Кенуа развесил фотографии для просушки. Потом вернулся в комнату, приготовил на плитке кофе, выпил его вместе со стаканом кальвадоса. У него дрожали руки, вспомнился ночной кошмар. А за ним все кошмары последних ночей.

Это он, Пьер Кенуа, разыскал Нечаева в семьдесят четвертом, когда тот порвал с организацией, чтобы привести в исполнение свой террористический план. Это он, Пьер, добыл тогда адрес некоей Кристин, подружки Даниеля. Они начали за ней следить и вышли на него. Остальное — похитить его и засадить в надежное место, заранее оборудованное ими для важных заложников, они тогда называли это «народной тюрьмой», тошно вспомнить! — было уже проще пареной репы.

В развязке этой истории Пьер участия не принимал. Ему все рассказал потом Сергэ.

Организация приговорила Нечаева к смерти, если он останется во Франции, и Даниель предпочел отправиться в Центральную Америку, где примкнул к партизанам.

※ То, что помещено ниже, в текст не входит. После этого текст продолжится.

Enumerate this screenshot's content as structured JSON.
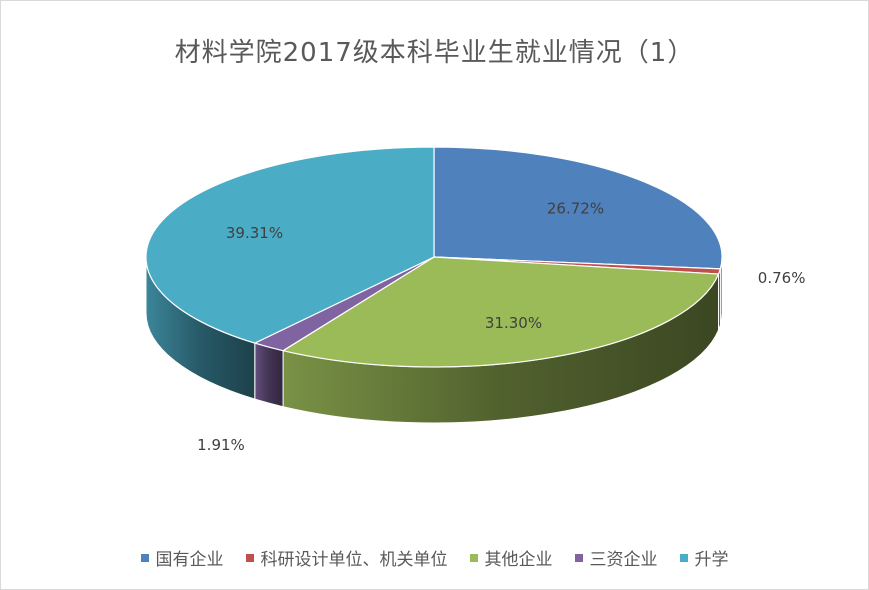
{
  "chart_data": {
    "type": "pie",
    "title": "材料学院2017级本科毕业生就业情况（1）",
    "categories": [
      "国有企业",
      "科研设计单位、机关单位",
      "其他企业",
      "三资企业",
      "升学"
    ],
    "values": [
      26.72,
      0.76,
      31.3,
      1.91,
      39.31
    ],
    "labels": [
      "26.72%",
      "0.76%",
      "31.30%",
      "1.91%",
      "39.31%"
    ],
    "colors": [
      "#4F81BD",
      "#C0504D",
      "#9BBB59",
      "#8064A2",
      "#4BACC6"
    ],
    "legend_position": "bottom"
  }
}
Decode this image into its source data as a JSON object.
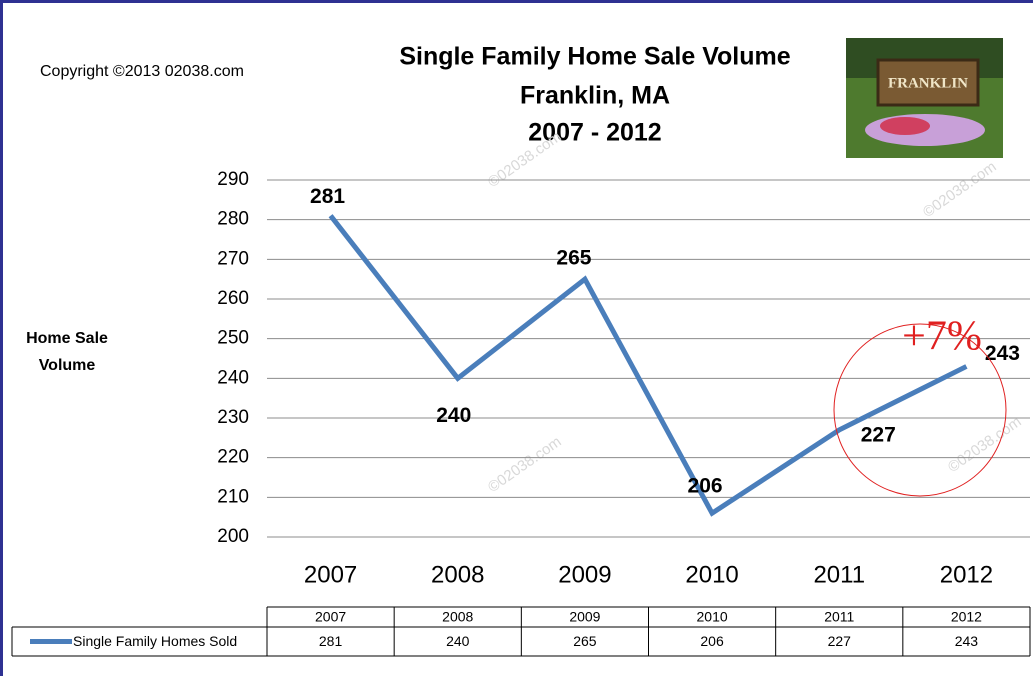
{
  "chart_data": {
    "type": "line",
    "title": "Single Family Home Sale Volume",
    "subtitle": "Franklin, MA",
    "period": "2007 - 2012",
    "copyright": "Copyright ©2013 02038.com",
    "watermark": "©02038.com",
    "photo_sign": "FRANKLIN",
    "y_label": "Home Sale Volume",
    "annotation": "+7%",
    "categories": [
      "2007",
      "2008",
      "2009",
      "2010",
      "2011",
      "2012"
    ],
    "series": [
      {
        "name": "Single Family Homes Sold",
        "color": "#4a7ebb",
        "values": [
          281,
          240,
          265,
          206,
          227,
          243
        ]
      }
    ],
    "ylim": [
      200,
      290
    ],
    "yticks": [
      200,
      210,
      220,
      230,
      240,
      250,
      260,
      270,
      280,
      290
    ],
    "grid": true
  }
}
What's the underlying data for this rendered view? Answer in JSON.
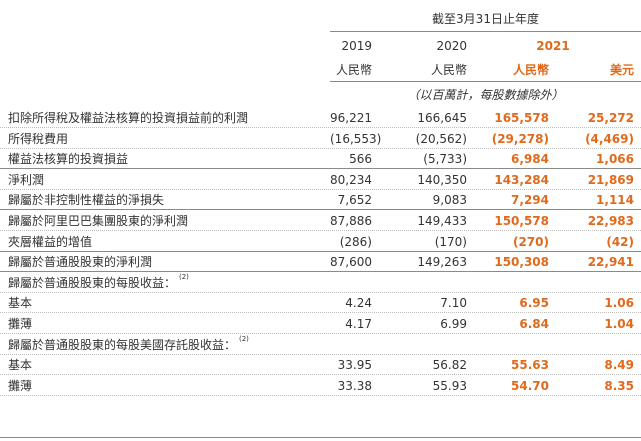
{
  "header": {
    "period": "截至3月31日止年度",
    "years": [
      "2019",
      "2020",
      "2021"
    ],
    "currencies": [
      "人民幣",
      "人民幣",
      "人民幣",
      "美元"
    ],
    "unit_note": "（以百萬計，每股數據除外）"
  },
  "rows": [
    {
      "label": "扣除所得稅及權益法核算的投資損益前的利潤",
      "values": [
        "96,221",
        "166,645",
        "165,578",
        "25,272"
      ]
    },
    {
      "label": "所得稅費用",
      "values": [
        "(16,553)",
        "(20,562)",
        "(29,278)",
        "(4,469)"
      ]
    },
    {
      "label": "權益法核算的投資損益",
      "values": [
        "566",
        "(5,733)",
        "6,984",
        "1,066"
      ]
    },
    {
      "label": "淨利潤",
      "values": [
        "80,234",
        "140,350",
        "143,284",
        "21,869"
      ]
    },
    {
      "label": "歸屬於非控制性權益的淨損失",
      "values": [
        "7,652",
        "9,083",
        "7,294",
        "1,114"
      ]
    },
    {
      "label": "歸屬於阿里巴巴集團股東的淨利潤",
      "values": [
        "87,886",
        "149,433",
        "150,578",
        "22,983"
      ]
    },
    {
      "label": "夾層權益的增值",
      "values": [
        "(286)",
        "(170)",
        "(270)",
        "(42)"
      ]
    },
    {
      "label": "歸屬於普通股股東的淨利潤",
      "values": [
        "87,600",
        "149,263",
        "150,308",
        "22,941"
      ]
    },
    {
      "label": "歸屬於普通股股東的每股收益：",
      "note": "(2)",
      "values": [
        "",
        "",
        "",
        ""
      ]
    },
    {
      "label": "基本",
      "values": [
        "4.24",
        "7.10",
        "6.95",
        "1.06"
      ]
    },
    {
      "label": "攤薄",
      "values": [
        "4.17",
        "6.99",
        "6.84",
        "1.04"
      ]
    },
    {
      "label": "歸屬於普通股股東的每股美國存託股收益：",
      "note": "(2)",
      "values": [
        "",
        "",
        "",
        ""
      ]
    },
    {
      "label": "基本",
      "values": [
        "33.95",
        "56.82",
        "55.63",
        "8.49"
      ]
    },
    {
      "label": "攤薄",
      "values": [
        "33.38",
        "55.93",
        "54.70",
        "8.35"
      ]
    }
  ],
  "colors": {
    "accent": "#e06a1c",
    "text": "#333333",
    "rule": "#8a8a8a"
  }
}
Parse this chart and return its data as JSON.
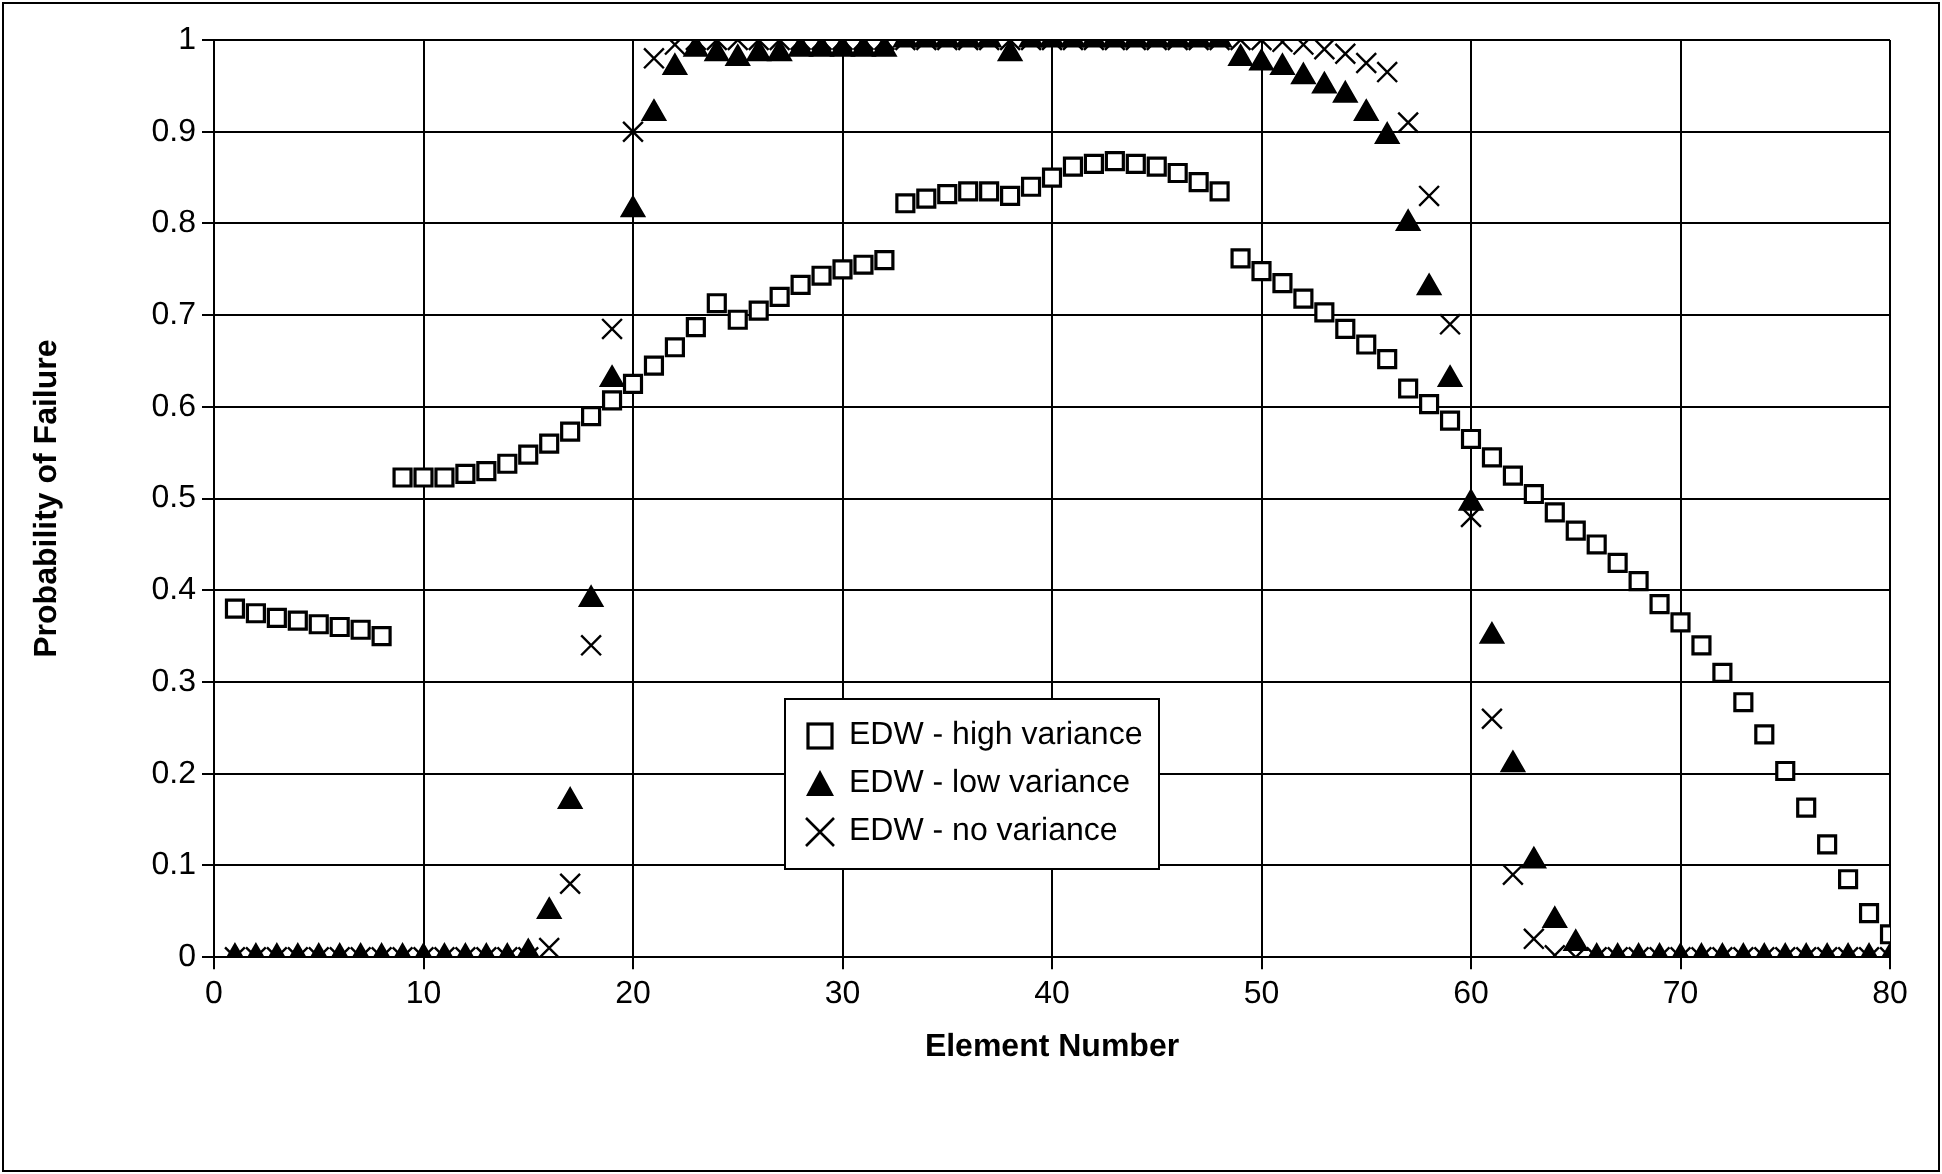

А через несколько месяцев покончил с собой.

Кенуа никогда не верил до конца в эту версию. Во всяком случае, в ее финал. Он считал, что отъезд в Америку и самоубийство в Гватемале были хорошо разыгранным спектаклем, чтобы скрыть правду.

Но так или иначе, а Даниель Лорансон тогда погиб. И никак не мог оказаться через двенадцать лет после смерти в холле парижского отеля!

Пьер положил снимки в конверт. Было половина восьмого. Он позвонил Жюльену. Трубку сняла сонная Сюзанна. Оставался только один способ связаться с Жюльеном — обратиться к Фабьене.